Just as the Enterprise is about to be blown up, the Klingons disappear and Q appears on the bridge. Kirk tries to eject him, but Q just taunts him for a little while before teleporting him to the outer hull of the Enterprise as a means of proving his power. Kirk’s still not entirely sure that Q is as powerful as he says he is, but he cannot doubt his own eyes, so he listens to what he has to say. Q’s intent with the little test earlier is to prove to Kirk that there is such a thing as a no win scenario, contrary to Kirk’s belief. Q believes that Kirk’s recent brush with death as seen in Star Trek: Into Darkness, as well as his many other adventures, has made the young captain overly cocky, but Q is here to tell him he’s wrong, and he’s going to show him why.
Kirk returns to the bridge of the Enterprise to find that the ship has been teleported to the opposite end of the alpha quadrant and the crew are reading energy signatures from several alien ships of unknown origin. Spock deduces that they have not only been moved in space, but in time as well. And thus our comic ends with the reveal that the Enterprise has arrived at a Federation space station on the edge of the Cardassian border: a space station known as Deep Space Nine.

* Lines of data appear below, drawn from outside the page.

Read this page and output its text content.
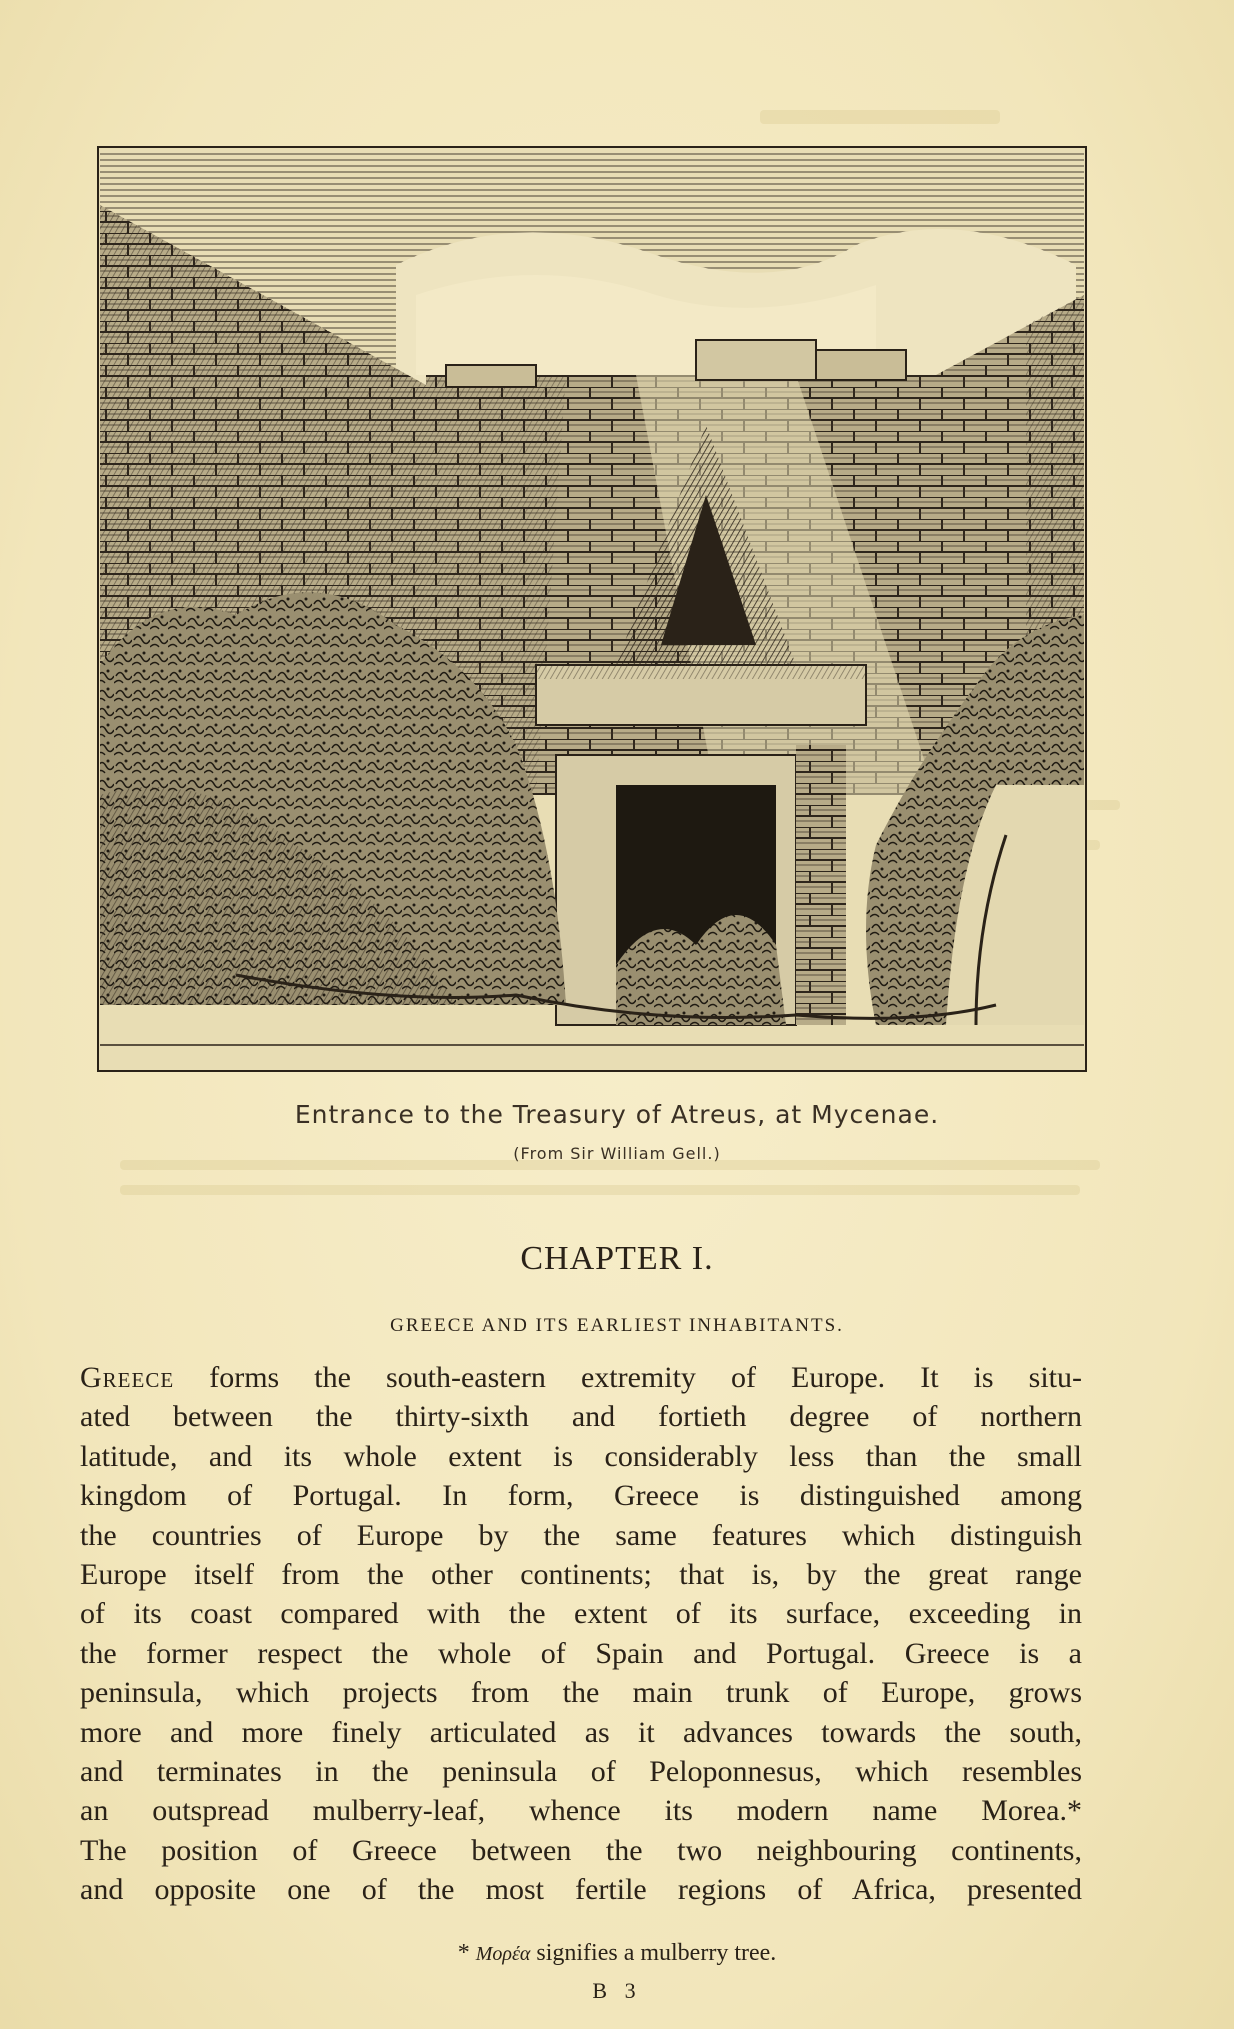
Entrance to the Treasury of Atreus, at Mycenae.
(From Sir William Gell.)
CHAPTER I.
GREECE AND ITS EARLIEST INHABITANTS.
Greece forms the south-eastern extremity of Europe. It is situ-
ated between the thirty-sixth and fortieth degree of northern
latitude, and its whole extent is considerably less than the small
kingdom of Portugal. In form, Greece is distinguished among
the countries of Europe by the same features which distinguish
Europe itself from the other continents; that is, by the great range
of its coast compared with the extent of its surface, exceeding in
the former respect the whole of Spain and Portugal. Greece is a
peninsula, which projects from the main trunk of Europe, grows
more and more finely articulated as it advances towards the south,
and terminates in the peninsula of Peloponnesus, which resembles
an outspread mulberry-leaf, whence its modern name Morea.*
The position of Greece between the two neighbouring continents,
and opposite one of the most fertile regions of Africa, presented
* Μορέα signifies a mulberry tree.
B 3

This issue is everything I was hoping for and more. Q is, as expected, an absolute delight; John De Lancie’s mannerisms translate well into the comic book format and his interaction with Kirk is very well written.
The cliffhanger ending is incredible and sets up a world of potential for this mini-series going forward, and seeing as how my favorite episode of Deep Space Nine featured the crew of the station traveling back in time and meeting Captain Kirk, I personally could not be more excited to see what transpires when the two crews meet on The Sisko’s turf.
As enticed as I was by the alternate cover, I will say that the reveal of Deep Space Nine would have been far more effective without it. Also, this is a minor nitpick, but the fact that they’ve written Chekov’s accent into his dialogue is a little distracting.
For the beginning of a miniseries of this magnitude, this first issue did everything right. Any true blue Star Trek fan will absolutely love this.